DHA

Heiratsantrag abgelehnt - 46-Jähriger erschießt 35-Jährige in der Türkei

2.10.2020 15:07 Uhr

Ein 46-jähriger Lehrer in Adana, Erdogan K., der bereits wegen sexueller Belästigung zu acht Jahren Haft verurteilt war, die Haft aber nie antrat, hat am 1. Oktober eine 35-jährige Kassiererin erschossen. Tugba Keles hatte seinen Heiratsantrag abgelehnt. Nach der Tat schoss sich der Täter in den Kopf und verstarb einen Tag nach der Tat.

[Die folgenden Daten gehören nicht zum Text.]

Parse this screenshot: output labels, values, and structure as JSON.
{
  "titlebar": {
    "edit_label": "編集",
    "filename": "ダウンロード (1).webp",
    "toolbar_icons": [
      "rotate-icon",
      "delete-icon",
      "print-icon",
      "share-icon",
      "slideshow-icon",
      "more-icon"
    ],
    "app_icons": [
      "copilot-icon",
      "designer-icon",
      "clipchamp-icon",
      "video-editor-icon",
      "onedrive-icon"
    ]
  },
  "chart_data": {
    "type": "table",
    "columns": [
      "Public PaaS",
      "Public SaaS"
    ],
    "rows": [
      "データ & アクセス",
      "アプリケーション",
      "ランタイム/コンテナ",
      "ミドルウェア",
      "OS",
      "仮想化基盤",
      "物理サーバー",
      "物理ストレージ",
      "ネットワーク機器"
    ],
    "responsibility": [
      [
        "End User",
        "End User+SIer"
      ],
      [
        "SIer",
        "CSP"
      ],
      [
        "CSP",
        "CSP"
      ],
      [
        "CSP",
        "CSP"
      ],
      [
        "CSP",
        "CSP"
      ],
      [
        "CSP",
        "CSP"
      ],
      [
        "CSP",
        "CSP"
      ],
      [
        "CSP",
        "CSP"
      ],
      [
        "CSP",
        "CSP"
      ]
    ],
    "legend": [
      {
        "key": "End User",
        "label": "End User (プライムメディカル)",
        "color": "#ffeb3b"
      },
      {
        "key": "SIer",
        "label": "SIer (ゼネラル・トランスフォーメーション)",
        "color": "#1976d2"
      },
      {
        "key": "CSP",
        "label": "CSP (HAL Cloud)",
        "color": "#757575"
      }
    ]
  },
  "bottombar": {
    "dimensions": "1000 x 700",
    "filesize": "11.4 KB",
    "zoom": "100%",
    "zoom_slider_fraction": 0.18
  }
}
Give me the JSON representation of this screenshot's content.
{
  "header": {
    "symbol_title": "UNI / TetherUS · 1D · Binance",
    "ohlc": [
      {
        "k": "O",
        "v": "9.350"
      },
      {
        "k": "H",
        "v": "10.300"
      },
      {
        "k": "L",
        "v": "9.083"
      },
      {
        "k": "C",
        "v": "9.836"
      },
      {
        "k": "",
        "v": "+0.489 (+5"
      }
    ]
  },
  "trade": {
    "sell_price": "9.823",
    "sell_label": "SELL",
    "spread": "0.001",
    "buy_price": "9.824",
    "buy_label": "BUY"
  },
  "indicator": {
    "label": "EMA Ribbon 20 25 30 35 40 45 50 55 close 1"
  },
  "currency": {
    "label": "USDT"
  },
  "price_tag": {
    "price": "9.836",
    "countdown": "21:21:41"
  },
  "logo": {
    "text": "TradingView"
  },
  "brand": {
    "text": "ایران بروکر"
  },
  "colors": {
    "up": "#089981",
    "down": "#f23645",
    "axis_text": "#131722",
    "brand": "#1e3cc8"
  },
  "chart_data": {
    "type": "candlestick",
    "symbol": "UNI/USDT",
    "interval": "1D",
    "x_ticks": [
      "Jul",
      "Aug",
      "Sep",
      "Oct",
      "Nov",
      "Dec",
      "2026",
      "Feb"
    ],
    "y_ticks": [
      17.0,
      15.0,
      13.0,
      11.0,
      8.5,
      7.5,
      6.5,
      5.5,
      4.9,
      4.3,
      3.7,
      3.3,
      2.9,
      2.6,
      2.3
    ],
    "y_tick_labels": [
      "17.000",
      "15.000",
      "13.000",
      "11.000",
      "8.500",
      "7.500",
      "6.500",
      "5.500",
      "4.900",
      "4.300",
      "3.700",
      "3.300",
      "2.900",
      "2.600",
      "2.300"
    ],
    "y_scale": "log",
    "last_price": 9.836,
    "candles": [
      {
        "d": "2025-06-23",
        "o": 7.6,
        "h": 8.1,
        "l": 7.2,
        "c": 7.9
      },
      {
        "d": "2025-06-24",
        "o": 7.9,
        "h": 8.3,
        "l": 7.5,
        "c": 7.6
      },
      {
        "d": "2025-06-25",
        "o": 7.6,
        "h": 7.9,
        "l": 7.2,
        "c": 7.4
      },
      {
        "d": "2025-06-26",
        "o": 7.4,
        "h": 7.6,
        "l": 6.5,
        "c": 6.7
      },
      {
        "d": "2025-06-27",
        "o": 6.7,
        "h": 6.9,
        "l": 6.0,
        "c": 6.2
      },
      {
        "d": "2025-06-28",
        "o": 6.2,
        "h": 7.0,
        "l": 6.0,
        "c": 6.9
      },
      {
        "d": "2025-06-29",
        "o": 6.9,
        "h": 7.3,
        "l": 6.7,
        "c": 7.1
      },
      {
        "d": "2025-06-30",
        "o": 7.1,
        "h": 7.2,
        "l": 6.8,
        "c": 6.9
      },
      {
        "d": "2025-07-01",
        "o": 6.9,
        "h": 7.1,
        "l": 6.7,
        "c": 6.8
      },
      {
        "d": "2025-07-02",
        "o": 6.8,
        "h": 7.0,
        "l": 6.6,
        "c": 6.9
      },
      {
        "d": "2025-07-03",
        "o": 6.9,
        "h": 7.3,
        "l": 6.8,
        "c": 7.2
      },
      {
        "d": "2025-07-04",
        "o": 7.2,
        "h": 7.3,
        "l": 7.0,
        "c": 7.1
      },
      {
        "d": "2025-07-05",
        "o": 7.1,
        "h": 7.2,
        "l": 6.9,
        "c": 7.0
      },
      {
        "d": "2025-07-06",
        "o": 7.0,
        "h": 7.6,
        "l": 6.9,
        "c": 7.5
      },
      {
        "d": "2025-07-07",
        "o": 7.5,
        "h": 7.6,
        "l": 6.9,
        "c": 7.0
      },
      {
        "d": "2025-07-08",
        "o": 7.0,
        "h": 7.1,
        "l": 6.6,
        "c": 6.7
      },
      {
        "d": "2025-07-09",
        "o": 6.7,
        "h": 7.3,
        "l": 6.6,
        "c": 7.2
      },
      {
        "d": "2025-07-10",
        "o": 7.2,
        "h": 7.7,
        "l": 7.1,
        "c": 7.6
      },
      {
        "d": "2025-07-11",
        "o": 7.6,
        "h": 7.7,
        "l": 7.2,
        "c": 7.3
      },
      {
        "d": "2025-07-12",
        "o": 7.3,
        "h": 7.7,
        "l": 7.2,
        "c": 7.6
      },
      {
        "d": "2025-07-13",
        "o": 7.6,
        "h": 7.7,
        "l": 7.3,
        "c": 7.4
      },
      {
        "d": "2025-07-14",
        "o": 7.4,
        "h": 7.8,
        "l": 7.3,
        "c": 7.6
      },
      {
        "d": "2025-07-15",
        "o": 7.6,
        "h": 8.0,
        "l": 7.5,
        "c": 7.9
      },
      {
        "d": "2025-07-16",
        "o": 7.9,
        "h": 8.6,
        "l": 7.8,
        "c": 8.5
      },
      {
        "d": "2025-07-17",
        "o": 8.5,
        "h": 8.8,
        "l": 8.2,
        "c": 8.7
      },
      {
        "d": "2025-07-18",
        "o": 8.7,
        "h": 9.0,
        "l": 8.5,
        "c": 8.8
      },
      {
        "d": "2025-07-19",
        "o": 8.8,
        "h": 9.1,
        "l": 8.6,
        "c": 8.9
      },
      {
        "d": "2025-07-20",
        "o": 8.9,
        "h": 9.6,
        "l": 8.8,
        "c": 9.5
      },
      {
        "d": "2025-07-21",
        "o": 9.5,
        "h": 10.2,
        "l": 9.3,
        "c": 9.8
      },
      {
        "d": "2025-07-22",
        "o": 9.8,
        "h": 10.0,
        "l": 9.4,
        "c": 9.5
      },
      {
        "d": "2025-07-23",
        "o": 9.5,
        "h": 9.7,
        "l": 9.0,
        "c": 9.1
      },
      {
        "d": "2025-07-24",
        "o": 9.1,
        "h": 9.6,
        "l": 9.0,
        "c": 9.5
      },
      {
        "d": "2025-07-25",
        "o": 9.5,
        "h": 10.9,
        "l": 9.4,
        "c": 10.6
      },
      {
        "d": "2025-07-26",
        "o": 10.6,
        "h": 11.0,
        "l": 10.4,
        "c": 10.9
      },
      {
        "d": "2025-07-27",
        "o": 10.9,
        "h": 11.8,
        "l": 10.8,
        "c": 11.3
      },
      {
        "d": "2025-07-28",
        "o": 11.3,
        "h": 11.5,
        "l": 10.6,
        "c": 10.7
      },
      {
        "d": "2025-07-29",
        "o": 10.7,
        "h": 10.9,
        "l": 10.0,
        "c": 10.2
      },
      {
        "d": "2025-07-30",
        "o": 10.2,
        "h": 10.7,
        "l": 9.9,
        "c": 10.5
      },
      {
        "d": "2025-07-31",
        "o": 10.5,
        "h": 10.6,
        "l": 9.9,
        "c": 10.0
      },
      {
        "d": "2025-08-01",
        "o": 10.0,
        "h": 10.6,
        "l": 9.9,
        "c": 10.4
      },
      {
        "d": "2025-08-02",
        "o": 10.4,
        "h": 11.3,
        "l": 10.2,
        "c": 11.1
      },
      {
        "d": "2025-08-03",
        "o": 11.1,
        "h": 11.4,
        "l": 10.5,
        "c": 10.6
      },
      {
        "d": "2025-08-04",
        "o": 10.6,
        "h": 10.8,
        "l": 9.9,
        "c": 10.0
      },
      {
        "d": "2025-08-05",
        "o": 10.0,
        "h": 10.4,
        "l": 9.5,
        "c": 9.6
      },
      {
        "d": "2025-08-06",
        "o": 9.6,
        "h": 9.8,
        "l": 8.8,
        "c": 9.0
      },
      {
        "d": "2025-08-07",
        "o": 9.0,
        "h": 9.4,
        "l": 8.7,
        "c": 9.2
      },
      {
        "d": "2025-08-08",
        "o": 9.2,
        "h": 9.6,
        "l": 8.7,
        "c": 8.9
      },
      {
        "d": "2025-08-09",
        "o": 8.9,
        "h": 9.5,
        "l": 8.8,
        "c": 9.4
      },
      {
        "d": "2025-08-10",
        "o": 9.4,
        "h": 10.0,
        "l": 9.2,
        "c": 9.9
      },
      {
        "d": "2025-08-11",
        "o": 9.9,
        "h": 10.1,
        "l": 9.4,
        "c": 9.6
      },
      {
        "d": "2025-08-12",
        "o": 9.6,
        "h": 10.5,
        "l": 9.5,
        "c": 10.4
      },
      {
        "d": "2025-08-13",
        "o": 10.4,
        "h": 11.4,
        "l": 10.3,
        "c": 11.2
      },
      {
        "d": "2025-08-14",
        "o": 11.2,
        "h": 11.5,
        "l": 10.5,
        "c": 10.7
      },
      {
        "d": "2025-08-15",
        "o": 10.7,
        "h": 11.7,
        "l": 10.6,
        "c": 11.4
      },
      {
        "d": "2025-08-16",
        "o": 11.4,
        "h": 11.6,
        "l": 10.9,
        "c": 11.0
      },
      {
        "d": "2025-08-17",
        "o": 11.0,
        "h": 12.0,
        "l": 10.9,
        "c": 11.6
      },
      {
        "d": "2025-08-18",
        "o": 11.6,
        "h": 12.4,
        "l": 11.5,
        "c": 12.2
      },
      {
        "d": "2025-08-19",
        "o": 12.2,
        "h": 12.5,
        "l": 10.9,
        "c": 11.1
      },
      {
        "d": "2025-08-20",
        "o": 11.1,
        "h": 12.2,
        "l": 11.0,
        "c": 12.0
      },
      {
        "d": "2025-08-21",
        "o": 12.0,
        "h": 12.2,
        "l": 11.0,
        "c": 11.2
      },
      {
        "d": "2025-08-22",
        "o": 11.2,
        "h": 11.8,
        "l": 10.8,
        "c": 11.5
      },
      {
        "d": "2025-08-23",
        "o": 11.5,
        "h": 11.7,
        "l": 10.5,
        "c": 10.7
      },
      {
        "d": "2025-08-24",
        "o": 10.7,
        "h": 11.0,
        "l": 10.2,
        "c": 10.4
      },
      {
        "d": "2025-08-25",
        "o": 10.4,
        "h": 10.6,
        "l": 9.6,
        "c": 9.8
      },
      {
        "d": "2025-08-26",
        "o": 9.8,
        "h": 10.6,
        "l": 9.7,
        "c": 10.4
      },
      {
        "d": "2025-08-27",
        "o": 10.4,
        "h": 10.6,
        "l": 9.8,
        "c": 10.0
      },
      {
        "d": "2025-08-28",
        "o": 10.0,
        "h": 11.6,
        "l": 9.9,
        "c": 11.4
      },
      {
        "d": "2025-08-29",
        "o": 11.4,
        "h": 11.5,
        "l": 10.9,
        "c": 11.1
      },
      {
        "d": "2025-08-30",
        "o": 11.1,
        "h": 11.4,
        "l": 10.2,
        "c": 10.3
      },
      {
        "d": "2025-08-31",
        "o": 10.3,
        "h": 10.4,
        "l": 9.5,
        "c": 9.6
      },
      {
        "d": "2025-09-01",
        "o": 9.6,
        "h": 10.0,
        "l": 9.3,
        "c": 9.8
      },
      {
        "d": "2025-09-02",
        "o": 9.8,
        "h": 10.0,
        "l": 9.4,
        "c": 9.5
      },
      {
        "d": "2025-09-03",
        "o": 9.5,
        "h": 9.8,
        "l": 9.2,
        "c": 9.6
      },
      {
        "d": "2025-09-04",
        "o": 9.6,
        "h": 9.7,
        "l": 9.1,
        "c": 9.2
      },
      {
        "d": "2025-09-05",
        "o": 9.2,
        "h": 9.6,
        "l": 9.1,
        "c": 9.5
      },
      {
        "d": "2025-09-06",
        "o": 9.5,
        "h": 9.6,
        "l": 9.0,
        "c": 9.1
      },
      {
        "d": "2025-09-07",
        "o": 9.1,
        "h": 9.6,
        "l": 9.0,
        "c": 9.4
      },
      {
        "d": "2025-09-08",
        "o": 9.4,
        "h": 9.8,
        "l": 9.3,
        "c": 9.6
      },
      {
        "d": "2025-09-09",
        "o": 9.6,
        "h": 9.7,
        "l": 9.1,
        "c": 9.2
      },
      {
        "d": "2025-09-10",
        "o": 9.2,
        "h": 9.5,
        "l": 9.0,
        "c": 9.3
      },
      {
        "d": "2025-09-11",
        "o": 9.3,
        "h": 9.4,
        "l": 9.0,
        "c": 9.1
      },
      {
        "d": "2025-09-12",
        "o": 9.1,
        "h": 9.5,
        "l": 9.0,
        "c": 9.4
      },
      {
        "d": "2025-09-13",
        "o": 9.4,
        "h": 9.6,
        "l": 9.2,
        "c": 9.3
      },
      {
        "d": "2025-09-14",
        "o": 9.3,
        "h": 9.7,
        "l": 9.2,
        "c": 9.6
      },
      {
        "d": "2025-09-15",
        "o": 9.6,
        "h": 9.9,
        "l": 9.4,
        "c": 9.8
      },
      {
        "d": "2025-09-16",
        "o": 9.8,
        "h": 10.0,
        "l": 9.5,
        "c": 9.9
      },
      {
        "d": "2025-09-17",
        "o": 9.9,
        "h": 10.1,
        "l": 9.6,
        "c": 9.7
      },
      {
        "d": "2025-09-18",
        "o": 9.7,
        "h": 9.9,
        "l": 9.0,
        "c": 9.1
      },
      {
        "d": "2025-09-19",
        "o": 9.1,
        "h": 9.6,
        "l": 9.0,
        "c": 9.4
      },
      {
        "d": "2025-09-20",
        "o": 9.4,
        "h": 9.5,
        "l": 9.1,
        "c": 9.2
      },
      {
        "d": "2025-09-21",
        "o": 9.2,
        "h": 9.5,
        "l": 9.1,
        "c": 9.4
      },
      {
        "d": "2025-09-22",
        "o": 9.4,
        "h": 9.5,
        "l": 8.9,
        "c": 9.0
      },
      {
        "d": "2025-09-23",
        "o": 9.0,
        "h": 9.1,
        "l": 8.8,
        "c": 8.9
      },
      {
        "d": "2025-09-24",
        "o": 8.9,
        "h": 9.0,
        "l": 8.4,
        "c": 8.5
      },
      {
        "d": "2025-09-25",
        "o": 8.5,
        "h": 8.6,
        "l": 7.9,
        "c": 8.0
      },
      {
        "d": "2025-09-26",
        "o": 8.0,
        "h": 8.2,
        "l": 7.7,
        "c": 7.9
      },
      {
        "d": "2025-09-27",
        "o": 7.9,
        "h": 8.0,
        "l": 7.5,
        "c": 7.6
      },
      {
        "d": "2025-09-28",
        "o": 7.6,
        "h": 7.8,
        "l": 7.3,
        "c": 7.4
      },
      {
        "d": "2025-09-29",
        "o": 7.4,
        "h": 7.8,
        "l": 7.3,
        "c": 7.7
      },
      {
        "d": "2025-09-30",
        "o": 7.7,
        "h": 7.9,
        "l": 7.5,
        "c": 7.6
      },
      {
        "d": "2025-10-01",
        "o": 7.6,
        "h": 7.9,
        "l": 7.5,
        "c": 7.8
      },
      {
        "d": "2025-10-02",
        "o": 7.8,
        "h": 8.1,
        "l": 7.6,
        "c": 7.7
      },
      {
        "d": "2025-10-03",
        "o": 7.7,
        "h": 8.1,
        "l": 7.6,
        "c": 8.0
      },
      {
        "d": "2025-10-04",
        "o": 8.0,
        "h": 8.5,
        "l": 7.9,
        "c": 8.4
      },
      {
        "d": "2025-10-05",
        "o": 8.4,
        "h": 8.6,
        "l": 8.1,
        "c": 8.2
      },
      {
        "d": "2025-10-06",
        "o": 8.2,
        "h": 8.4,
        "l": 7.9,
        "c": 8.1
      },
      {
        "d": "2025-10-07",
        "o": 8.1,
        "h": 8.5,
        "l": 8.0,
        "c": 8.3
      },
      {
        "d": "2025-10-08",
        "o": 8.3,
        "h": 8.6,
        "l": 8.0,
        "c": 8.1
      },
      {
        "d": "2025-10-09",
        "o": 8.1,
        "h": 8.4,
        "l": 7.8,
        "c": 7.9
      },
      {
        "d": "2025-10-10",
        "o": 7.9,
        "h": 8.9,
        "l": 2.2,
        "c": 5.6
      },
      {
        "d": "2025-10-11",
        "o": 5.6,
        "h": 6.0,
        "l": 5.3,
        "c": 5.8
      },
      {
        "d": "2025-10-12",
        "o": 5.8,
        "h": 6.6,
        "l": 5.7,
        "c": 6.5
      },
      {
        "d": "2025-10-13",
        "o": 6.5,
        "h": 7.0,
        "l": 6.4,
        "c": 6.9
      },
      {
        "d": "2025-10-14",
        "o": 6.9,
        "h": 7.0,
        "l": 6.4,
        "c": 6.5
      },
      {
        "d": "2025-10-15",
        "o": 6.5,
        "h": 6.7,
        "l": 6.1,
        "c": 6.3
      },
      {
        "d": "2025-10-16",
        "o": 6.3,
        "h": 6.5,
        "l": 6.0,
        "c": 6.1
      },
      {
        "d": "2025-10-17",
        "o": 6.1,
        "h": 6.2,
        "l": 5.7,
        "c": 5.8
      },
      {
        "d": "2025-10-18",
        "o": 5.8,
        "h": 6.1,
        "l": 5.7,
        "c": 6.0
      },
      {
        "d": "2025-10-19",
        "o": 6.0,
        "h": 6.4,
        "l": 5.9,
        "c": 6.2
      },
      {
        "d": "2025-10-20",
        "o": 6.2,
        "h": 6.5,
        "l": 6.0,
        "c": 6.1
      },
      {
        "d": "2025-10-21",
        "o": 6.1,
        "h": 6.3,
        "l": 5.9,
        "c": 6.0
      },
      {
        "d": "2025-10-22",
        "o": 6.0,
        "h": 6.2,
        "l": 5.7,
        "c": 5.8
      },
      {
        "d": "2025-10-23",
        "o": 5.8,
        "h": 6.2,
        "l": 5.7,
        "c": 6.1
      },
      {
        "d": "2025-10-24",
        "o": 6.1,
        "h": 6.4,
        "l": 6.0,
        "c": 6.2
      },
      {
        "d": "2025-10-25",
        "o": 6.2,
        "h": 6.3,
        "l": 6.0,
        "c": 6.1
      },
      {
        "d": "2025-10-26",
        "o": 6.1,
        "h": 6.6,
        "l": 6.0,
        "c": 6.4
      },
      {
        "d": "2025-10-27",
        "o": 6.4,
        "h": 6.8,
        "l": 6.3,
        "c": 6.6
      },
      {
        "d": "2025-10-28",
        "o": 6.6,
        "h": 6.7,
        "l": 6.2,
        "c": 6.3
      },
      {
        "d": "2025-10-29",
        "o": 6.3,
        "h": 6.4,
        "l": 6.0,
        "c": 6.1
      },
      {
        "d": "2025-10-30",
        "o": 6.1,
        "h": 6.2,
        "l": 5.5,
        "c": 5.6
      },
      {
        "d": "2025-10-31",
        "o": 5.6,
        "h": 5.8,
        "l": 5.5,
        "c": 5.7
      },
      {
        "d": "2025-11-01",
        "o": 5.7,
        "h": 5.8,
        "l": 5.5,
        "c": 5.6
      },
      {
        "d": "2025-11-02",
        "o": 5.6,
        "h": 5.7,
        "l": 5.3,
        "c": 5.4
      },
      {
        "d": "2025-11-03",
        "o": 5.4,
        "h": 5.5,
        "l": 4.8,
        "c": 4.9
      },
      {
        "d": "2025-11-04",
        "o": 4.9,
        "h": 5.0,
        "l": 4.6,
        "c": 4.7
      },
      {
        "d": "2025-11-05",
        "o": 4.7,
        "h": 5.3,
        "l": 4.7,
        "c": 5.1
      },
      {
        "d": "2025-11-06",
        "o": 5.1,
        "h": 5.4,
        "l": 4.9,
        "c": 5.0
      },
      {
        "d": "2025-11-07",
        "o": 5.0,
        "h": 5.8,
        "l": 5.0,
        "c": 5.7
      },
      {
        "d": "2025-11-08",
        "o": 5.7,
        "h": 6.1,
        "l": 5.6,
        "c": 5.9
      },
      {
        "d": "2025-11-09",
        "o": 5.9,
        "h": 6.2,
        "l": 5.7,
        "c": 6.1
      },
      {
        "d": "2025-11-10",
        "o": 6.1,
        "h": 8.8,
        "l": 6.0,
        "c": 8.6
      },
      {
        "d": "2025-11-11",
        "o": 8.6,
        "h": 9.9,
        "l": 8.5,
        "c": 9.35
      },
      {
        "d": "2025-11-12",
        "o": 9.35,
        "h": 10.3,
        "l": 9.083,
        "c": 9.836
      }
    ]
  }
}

Laut polizeilichen Quellen schoss K. der 35-jährigen Keles in den Rücken und richtete die Pistole danach gegen sich selbst. Tugba Keles starb noch am Ort des Tatgeschehens, K. kam mit schweren Verletzungen in ein Krankenhaus, wo er aber ebenso einen Tag später der Schwere der selbst beigebrachten Verletzung erlag. Muhammet Keles, der ältere Bruder der Ermordeten, sagte, seine Schwester habe sich Sorgen gemacht, dass sie verletzt werden könnte. "Vor einem Tag schrieb mir meine Schwester: 'Wenn mir etwas passiert, pass auf mein Kind auf.'"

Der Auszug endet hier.